When a person recognizes their inner passion and creativity, ingenious innovation strikes like a match: the first time electricity was used, the first time someone won the Nobel Peace Prize, the first American college. Of course, being that these "firsts" were the first of their kind, they happened a long time ago, and their statuses as "first" have long since been claimed, leaving us to wonder what else there is for us to be the first ones to accomplish.
However, for women, a lot of the firsts became stifled, forgotten, overlooked. It was only relatively recently in history that women have been recognized for their intelligence, work ethic, and tenacity. Take Drew Gilpin Faust, for example, who, in 2007, became the first female president in Harvard in its 371-year history
. Or Hillary Clinton, who was the first woman to secure the democratic presidential nomination. It has taken women thousands of years to overcome the stereotyping, confining them to the household and the duties of the household, and for their intellect to actually be taken seriously.

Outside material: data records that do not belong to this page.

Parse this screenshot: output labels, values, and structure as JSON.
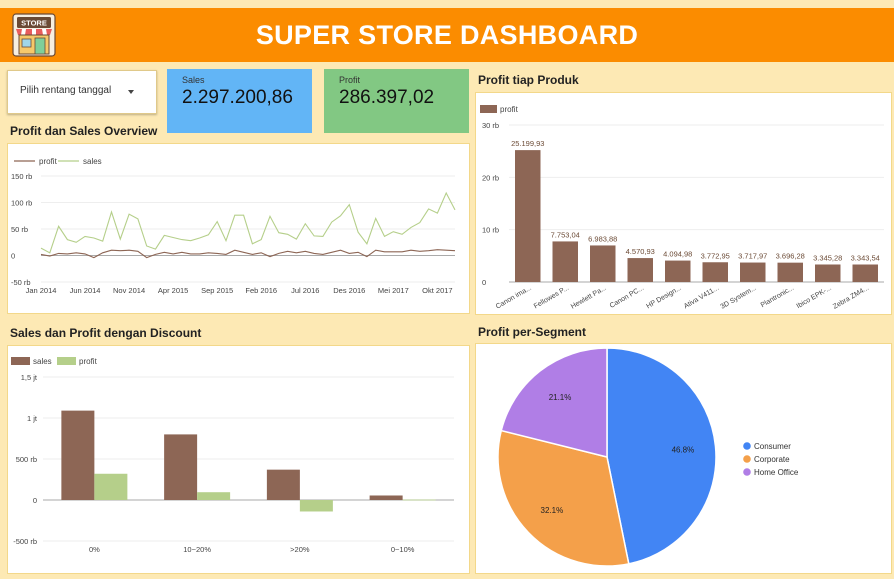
{
  "header": {
    "title": "SUPER STORE DASHBOARD",
    "logo_text": "STORE",
    "logo_icon": "store-icon"
  },
  "date_picker": {
    "label": "Pilih rentang tanggal",
    "icon": "chevron-down-icon"
  },
  "kpis": {
    "sales": {
      "label": "Sales",
      "value": "2.297.200,86"
    },
    "profit": {
      "label": "Profit",
      "value": "286.397,02"
    }
  },
  "colors": {
    "header": "#fb8c00",
    "background": "#fde9b4",
    "sales_card": "#62b5f6",
    "profit_card": "#82c883",
    "brown": "#8d6655",
    "green": "#b5cf8a",
    "consumer": "#4285f4",
    "corporate": "#f4a04a",
    "home_office": "#b07ee6"
  },
  "sections": {
    "overview_title": "Profit dan Sales Overview",
    "discount_title": "Sales dan Profit dengan Discount",
    "product_title": "Profit tiap Produk",
    "segment_title": "Profit per-Segment"
  },
  "chart_data": [
    {
      "id": "overview",
      "type": "line",
      "title": "Profit dan Sales Overview",
      "x": [
        "Jan 2014",
        "Feb 2014",
        "Mar 2014",
        "Apr 2014",
        "May 2014",
        "Jun 2014",
        "Jul 2014",
        "Aug 2014",
        "Sep 2014",
        "Oct 2014",
        "Nov 2014",
        "Dec 2014",
        "Jan 2015",
        "Feb 2015",
        "Mar 2015",
        "Apr 2015",
        "May 2015",
        "Jun 2015",
        "Jul 2015",
        "Aug 2015",
        "Sep 2015",
        "Oct 2015",
        "Nov 2015",
        "Dec 2015",
        "Jan 2016",
        "Feb 2016",
        "Mar 2016",
        "Apr 2016",
        "May 2016",
        "Jun 2016",
        "Jul 2016",
        "Aug 2016",
        "Sep 2016",
        "Oct 2016",
        "Nov 2016",
        "Dec 2016",
        "Jan 2017",
        "Feb 2017",
        "Mar 2017",
        "Apr 2017",
        "May 2017",
        "Jun 2017",
        "Jul 2017",
        "Aug 2017",
        "Sep 2017",
        "Oct 2017",
        "Nov 2017",
        "Dec 2017"
      ],
      "x_tick_labels": [
        "Jan 2014",
        "Jun 2014",
        "Nov 2014",
        "Apr 2015",
        "Sep 2015",
        "Feb 2016",
        "Jul 2016",
        "Des 2016",
        "Mei 2017",
        "Okt 2017"
      ],
      "x_tick_indices": [
        0,
        5,
        10,
        15,
        20,
        25,
        30,
        35,
        40,
        45
      ],
      "y_tick_labels": [
        "150 rb",
        "100 rb",
        "50 rb",
        "0",
        "-50 rb"
      ],
      "y_ticks": [
        150000,
        100000,
        50000,
        0,
        -50000
      ],
      "ylim": [
        -50000,
        150000
      ],
      "series": [
        {
          "name": "profit",
          "values": [
            2000,
            -1000,
            4000,
            3000,
            5000,
            3000,
            -4000,
            5000,
            10000,
            9000,
            10000,
            8000,
            -4000,
            2000,
            6000,
            3000,
            6000,
            3000,
            3000,
            5000,
            4000,
            2000,
            10000,
            6000,
            2000,
            5000,
            -2000,
            4000,
            8000,
            5000,
            8000,
            4000,
            2000,
            6000,
            10000,
            4000,
            6000,
            -2000,
            10000,
            7000,
            7000,
            7000,
            10000,
            8000,
            9000,
            11000,
            10000,
            9000
          ]
        },
        {
          "name": "sales",
          "values": [
            14000,
            5000,
            55000,
            30000,
            25000,
            36000,
            33000,
            27000,
            82000,
            31000,
            78000,
            69000,
            18000,
            12000,
            38000,
            34000,
            30000,
            28000,
            33000,
            39000,
            64000,
            28000,
            76000,
            76000,
            22000,
            30000,
            74000,
            43000,
            40000,
            31000,
            60000,
            37000,
            36000,
            63000,
            75000,
            96000,
            44000,
            22000,
            70000,
            36000,
            45000,
            40000,
            53000,
            62000,
            88000,
            80000,
            118000,
            86000
          ]
        }
      ]
    },
    {
      "id": "discount",
      "type": "bar",
      "title": "Sales dan Profit dengan Discount",
      "categories": [
        "0%",
        "10~20%",
        ">20%",
        "0~10%"
      ],
      "y_tick_labels": [
        "1,5 jt",
        "1 jt",
        "500 rb",
        "0",
        "-500 rb"
      ],
      "y_ticks": [
        1500000,
        1000000,
        500000,
        0,
        -500000
      ],
      "ylim": [
        -500000,
        1500000
      ],
      "series": [
        {
          "name": "sales",
          "values": [
            1090000,
            800000,
            370000,
            55000
          ]
        },
        {
          "name": "profit",
          "values": [
            320000,
            95000,
            -140000,
            5000
          ]
        }
      ]
    },
    {
      "id": "product",
      "type": "bar",
      "title": "Profit tiap Produk",
      "categories": [
        "Canon ima...",
        "Fellowes P...",
        "Hewlett Pa...",
        "Canon PC...",
        "HP Design...",
        "Ativa V411...",
        "3D System...",
        "Plantronic...",
        "Ibico EPK-...",
        "Zebra ZM4..."
      ],
      "data_labels": [
        "25.199,93",
        "7.753,04",
        "6.983,88",
        "4.570,93",
        "4.094,98",
        "3.772,95",
        "3.717,97",
        "3.696,28",
        "3.345,28",
        "3.343,54"
      ],
      "y_tick_labels": [
        "30 rb",
        "20 rb",
        "10 rb",
        "0"
      ],
      "y_ticks": [
        30000,
        20000,
        10000,
        0
      ],
      "ylim": [
        0,
        30000
      ],
      "series": [
        {
          "name": "profit",
          "values": [
            25199.93,
            7753.04,
            6983.88,
            4570.93,
            4094.98,
            3772.95,
            3717.97,
            3696.28,
            3345.28,
            3343.54
          ]
        }
      ]
    },
    {
      "id": "segment",
      "type": "pie",
      "title": "Profit per-Segment",
      "categories": [
        "Consumer",
        "Corporate",
        "Home Office"
      ],
      "values": [
        46.8,
        32.1,
        21.1
      ],
      "data_labels": [
        "46.8%",
        "32.1%",
        "21.1%"
      ],
      "legend_position": "right"
    }
  ]
}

Another "female first" was something so revolutionary that it didn't happen until the early 1960s, which is a relatively recent time period as far as the existence of women is concerned. The feat began as part of an international "war" between the Soviets and the U.S. in an attempt to prove who the greater country was. On 16 June 1963, the Soviets upped the ante - Valentina Tereshkova
became the first woman ever to be sent to space.
The start of the future astronaut's life was humble. She was born in what is now western Russia in 1937, and after her father died in World War II, her mother had no choice but to support her children by working in a textile mill.

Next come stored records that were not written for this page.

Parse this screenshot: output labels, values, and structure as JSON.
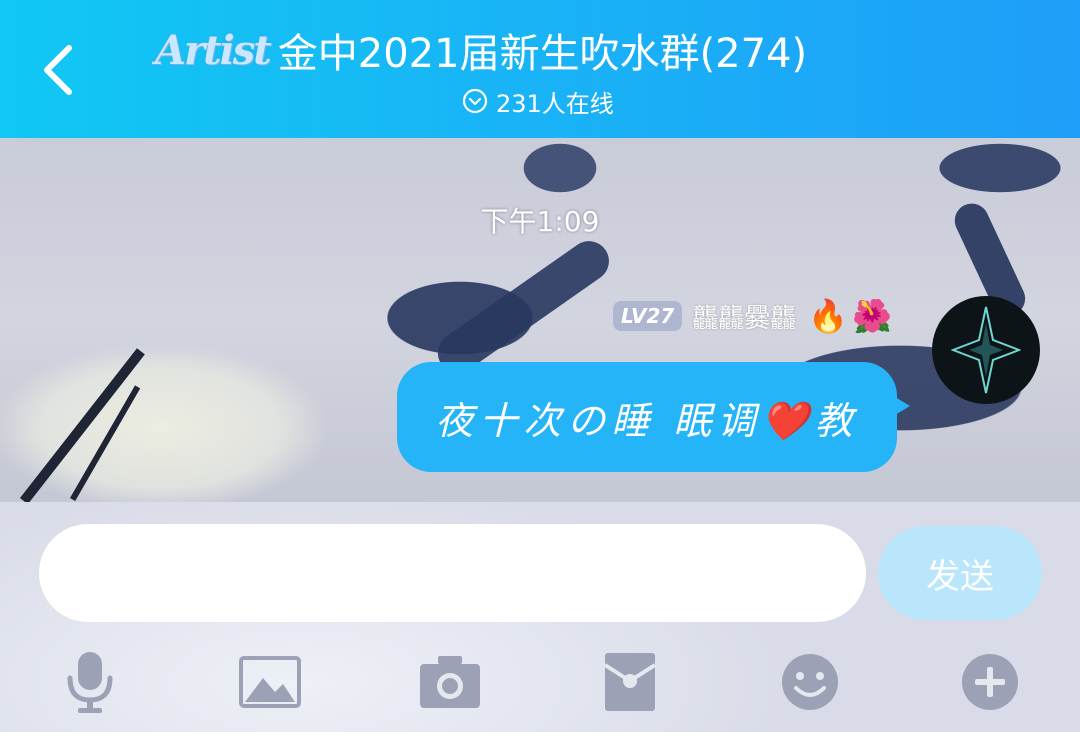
{
  "header": {
    "logo_text": "Artist",
    "title": "金中2021届新生吹水群(274)",
    "online_text": "231人在线"
  },
  "chat": {
    "timestamp": "下午1:09",
    "messages": [
      {
        "level": "LV27",
        "sender": "龘龘爨龘",
        "badges": [
          "🔥",
          "🌺"
        ],
        "text": "夜十次の睡 眠调❤️教"
      }
    ]
  },
  "input": {
    "placeholder": "",
    "value": "",
    "send_label": "发送"
  },
  "toolbar": {
    "items": [
      {
        "icon": "microphone-icon"
      },
      {
        "icon": "image-icon"
      },
      {
        "icon": "camera-icon"
      },
      {
        "icon": "red-packet-icon"
      },
      {
        "icon": "emoji-icon"
      },
      {
        "icon": "plus-icon"
      }
    ]
  },
  "colors": {
    "header_start": "#10c8f3",
    "header_end": "#1e9ef8",
    "bubble": "#24b4f7",
    "send_button": "#b9e6fb",
    "toolbar_icon": "#9da1b6"
  }
}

Tereshkova left school at the age of 16, but she eventually sought out the completion of her education through correspondence courses. From a very young age, she showed an involved fascination with parachutes after joining the Yaroslavl Air Sports Club, and she became a trained skydiver at the age of 22.

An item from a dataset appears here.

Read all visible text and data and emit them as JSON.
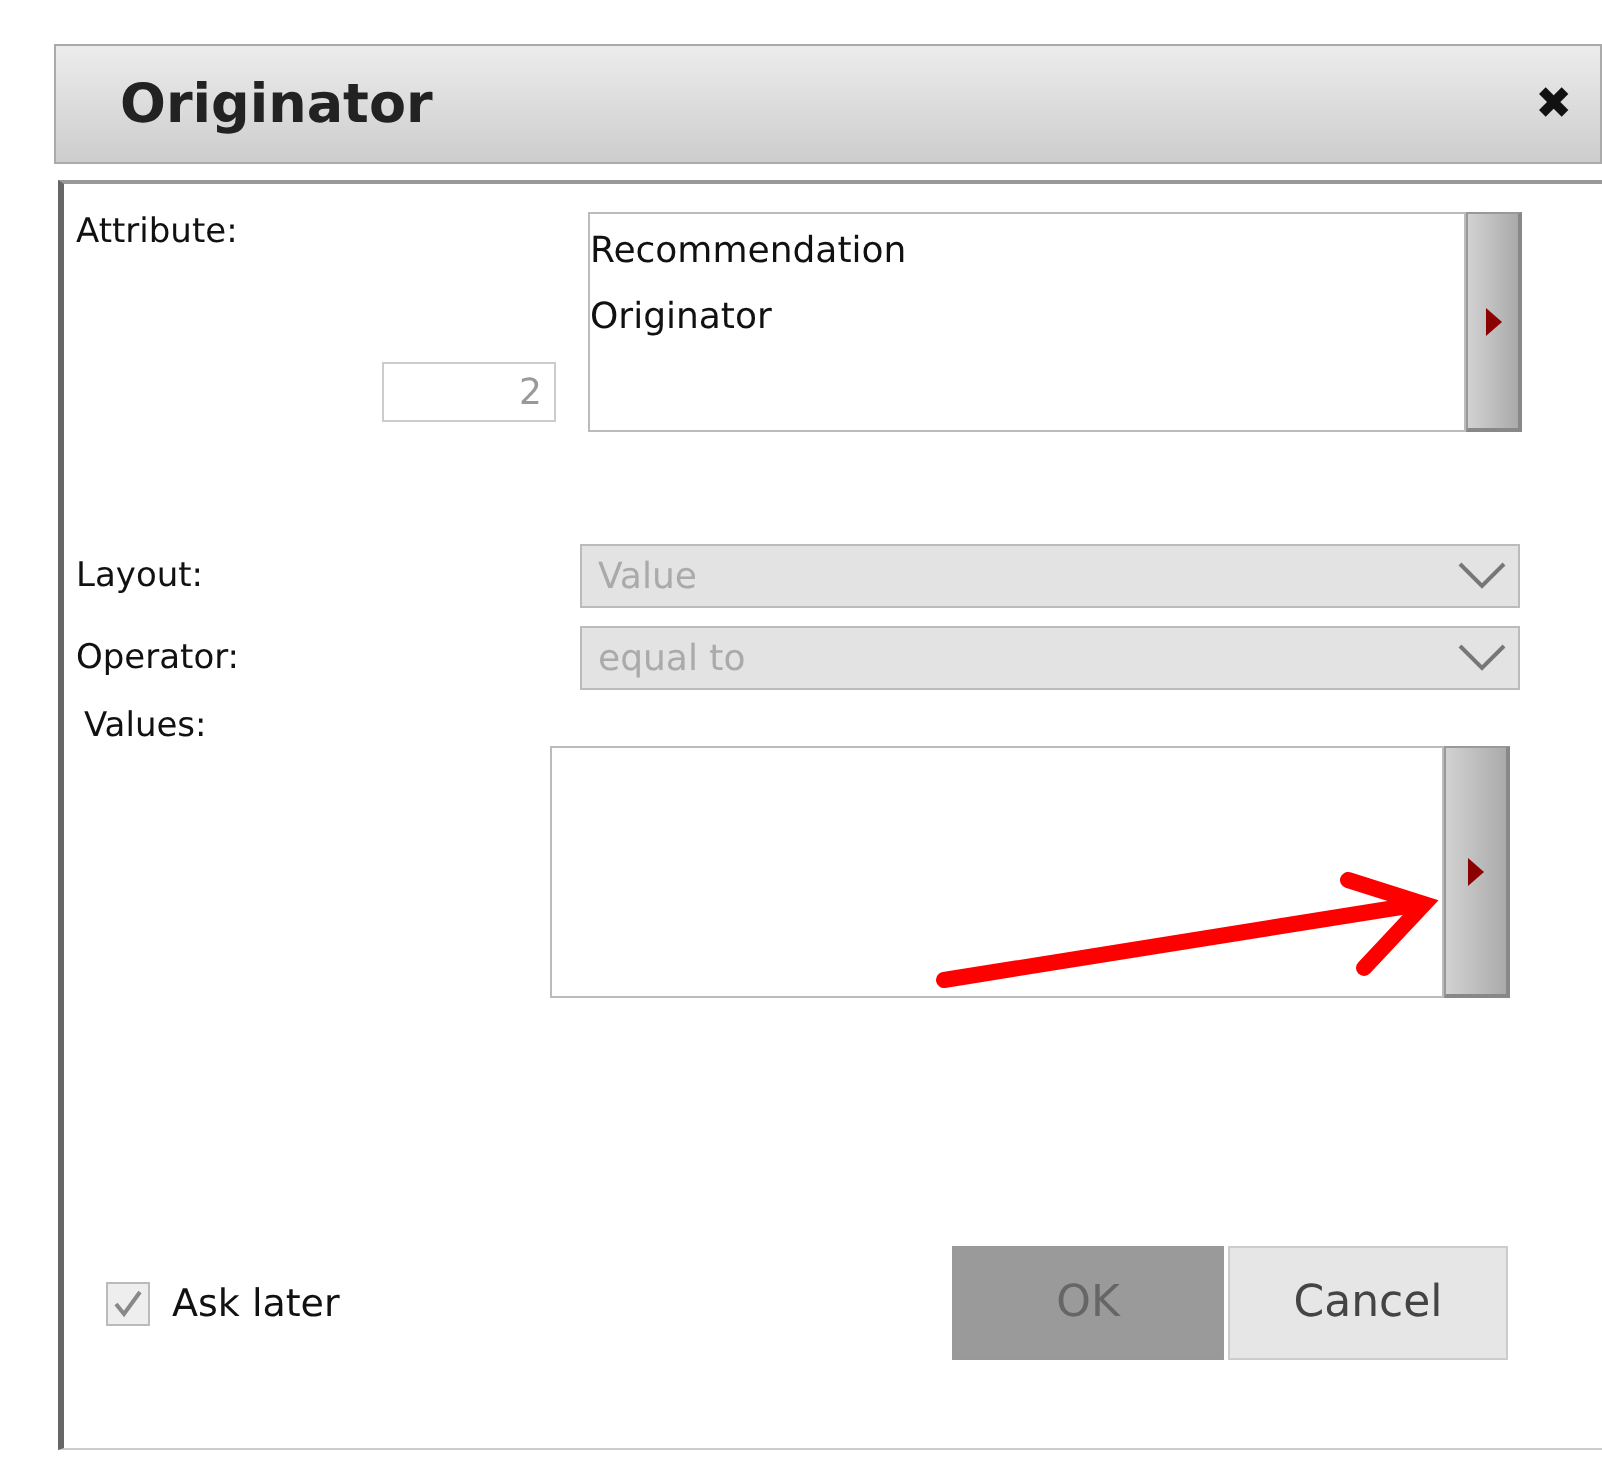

It was through this pure curiosity and active pursuit of aerodynamic experience that Tereshkova was introduced to the defining moment of her entire career: She was chosen, by the Soviet Space Program, to be a cosmonaut-in-training.
After her training, Tereshkova was sent into space aboard the Vostok 6.
The Soviets were in the lead of their legendary Space Race against America. Yelling, "Hey sky, take off your hat. I'm on my way!" as the aircraft took off, Tereshkova was launched into outer space, where she orbited the earth 48 times in less than three days (it was astonishing to many, as Yuri Gagarin, the first man in space, had only ever orbited the earth once). She was commended by then the Soviet leader, Nikita Khrushchev, who said "Valentina, I am very happy and proud that a girl from the Soviet Union is the first woman to fly into space and to operate such cutting-edge equipment."
A piece of the glass ceiling had broken for women everywhere.
After she returned to earth and parachuted the 20,000 feet from her spacecraft to the ground, Tereshkova was granted the title, Hero of the Soviet Union. After her trailblazing experience as an astronaut, Tereshkova became a prominent political figure for the USSR. She headed the Soviet Committee for Women, was featured on postage stamps and was even honored with the naming of the Tereshkova crater.
Being the first woman in space did not only define her as an astronaut but as a gender equality activist. And although many women will agree that they are not yet in the position of equality that they would like to see, there is no denying that
Tereshkova opened huge doors for females in the workforce.
She inspired women who wanted to be astronauts, engineers, scientists, or mathematicians, reminding everyone that a successful STEM career is attainable for anyone who is willing to work for it.